Figure 3. CD34-positive cell counts and CD34-positive cell Mac-1 expression following PCI

(A) Circulating CD34 positive cells increase following PCI. The highest levels of CD34-positve cells were seen in the peripheral blood of patients who received BMS that went on to have restenosis at 6 month angiographic follow-up. Implantation of DES was associated with a significant reduction in the number of circulating CD34 positive cells. (B) Neutrophil Mac-1 expression correlates with mobilization of CD34-positive cells. Forty eight hours after PCI, neutrophils were harvested from the coronary sinus of patients who had coronary stents implanted. Neutrophil Mac-1 expression was quantified by flow cytometry. Neutrophil Mac-1 expression at 48 hours correlated with circulating levels of CD34-positive cells 7 days after PCI, demonstrating that higher levels of local vascular inflammation are associated with increased systemic CD34-postive progenitor cell mobilization. Data are expressed as percent change of the baseline values. (adapted with permission: Inoue T, Circulation. 2007;115(5):553-561).

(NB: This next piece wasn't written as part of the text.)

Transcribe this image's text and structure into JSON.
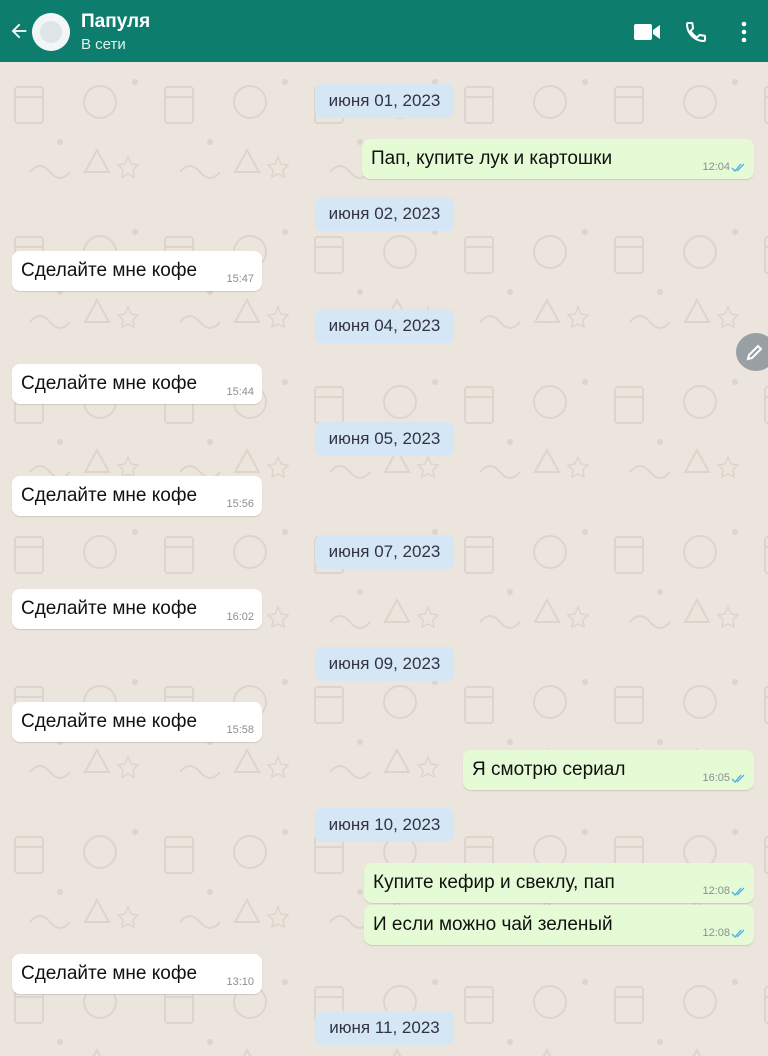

Figure 4. Differentiation of patient-derived CD34-positve stem cells into endothelial-like and smooth muscle-like cells following PCI

Circulating CD34-positve stem cells were isolated from peripheral blood of patients 7 days after implantation of BMS or SES. Immunohistochemical staining for CD31(A–D). (A) BMS without restenosis, (B) BMS with restenosis, (C) SES, (D) quantification of CD31-positive cell clusters. Patients that received BMS had similar differentiation of CD34-positve stem cells into CD31-positive endothelial-like cells regardless of whether they went on to have restenosis at 6 month angiographic follow-up. Patients that received SES had a significant reduction in the differentiation of CD34-positve stem cells into CD31-positive endothelial-like cells compared to patients that received BMS. Actin staining (E–H). (E) BMS without restenosis, (F) BMS with restenosis, (G) SES, (H) quantification of actin positive cells. Patients that received BMS and went on to have restenosis at 6 month angiographic follow-up had increased numbers of CD34-positve stem cells that differentiated into actin-positive smooth muscle-like cells. Patients that received SES had a significant reduction in the differentiation of CD34-positve stem cells into actin-positive smooth muscle-like cells compared to patients that received BMS. Arrow denotes representative actin-positive cell. (adapted with permission: Inoue T, Circulation. 2007;115(5):553-561).